Regulation of the Transfected Human Glycoprotein Hormone α-Subunit Gene by Dexamethasone and Thyroid Hormone

Abstract

A chimeric plasmid, (-1,500)h.alpha.CAT, containing approximately 1,500 bp of 5''-flanking DNA of the human glycoprotein hormone .alpha.-subunit gene directing the expression of the bacterial chloramphenicol acetyl transferase (CAT) gene, was transfected transiently into rat pituitary-derived GH3 cells. (-1,500)h.alpha.CAT expression was stimulated 5- to 20-fold by dexamethasone and 3- to 5-fold by 8-bromo-cAMP (8-Br-cAMP), and was inhibited by 50% by L-triiodothyronine (T3). Thus, suppression by T3 in this system was similar to that seen in pituitary thyrotropes. Induction of (1,500)h.alpha.CAT expression by dexamethasone was antagonized by T3 but was unaffected by 8-Br-cAMP. However, T3 augmented the stimulation of (-1,500)h.alpha.CAT activity by 8-Br-cAMP. Deletants containing less than 346 bp of 5''flanking .alpha.DNA showed a stepwise decrease in induction by dexamethasone, suggesting that multiple sequence elements located in this region are required for full induction of h.alpha.CAT activity.
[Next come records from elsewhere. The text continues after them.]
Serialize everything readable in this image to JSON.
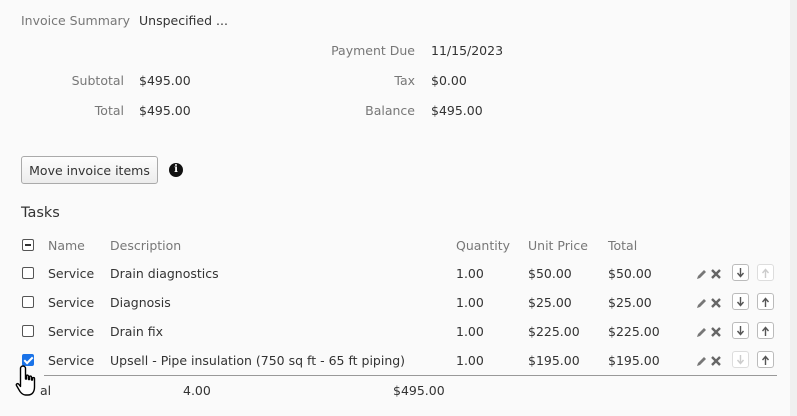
{
  "summary": {
    "invoice_summary_label": "Invoice Summary",
    "invoice_summary_value": "Unspecified ...",
    "payment_due_label": "Payment Due",
    "payment_due_value": "11/15/2023",
    "subtotal_label": "Subtotal",
    "subtotal_value": "$495.00",
    "tax_label": "Tax",
    "tax_value": "$0.00",
    "total_label": "Total",
    "total_value": "$495.00",
    "balance_label": "Balance",
    "balance_value": "$495.00"
  },
  "actions": {
    "move_items_label": "Move invoice items",
    "info_glyph": "i"
  },
  "tasks": {
    "title": "Tasks",
    "headers": {
      "name": "Name",
      "description": "Description",
      "quantity": "Quantity",
      "unit_price": "Unit Price",
      "total": "Total"
    },
    "rows": [
      {
        "name": "Service",
        "description": "Drain diagnostics",
        "quantity": "1.00",
        "unit_price": "$50.00",
        "total": "$50.00",
        "checked": false
      },
      {
        "name": "Service",
        "description": "Diagnosis",
        "quantity": "1.00",
        "unit_price": "$25.00",
        "total": "$25.00",
        "checked": false
      },
      {
        "name": "Service",
        "description": "Drain fix",
        "quantity": "1.00",
        "unit_price": "$225.00",
        "total": "$225.00",
        "checked": false
      },
      {
        "name": "Service",
        "description": "Upsell - Pipe insulation (750 sq ft - 65 ft piping)",
        "quantity": "1.00",
        "unit_price": "$195.00",
        "total": "$195.00",
        "checked": true
      }
    ],
    "footer": {
      "label": "al",
      "quantity": "4.00",
      "total": "$495.00"
    }
  },
  "icons": {
    "edit": "pencil-icon",
    "delete": "x-icon",
    "move_down": "arrow-down-icon",
    "move_up": "arrow-up-icon",
    "info": "info-icon",
    "cursor": "hand-pointer-icon"
  }
}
Deletion analysis also indicated that a thyroid hormone response element is located between 207 and 172 bp of the .alpha. gene transcriptional start site. Our finding of induction of .alpha. expression by dexamethasone in pituitary cells contrast with the inhibition of .alpha. gene activity by glucocorticoids which has previously been shown in placental cells. Therefore, these data indicate that cell-type-specific factors play an important role in the modulation of .alpha. gene transcription.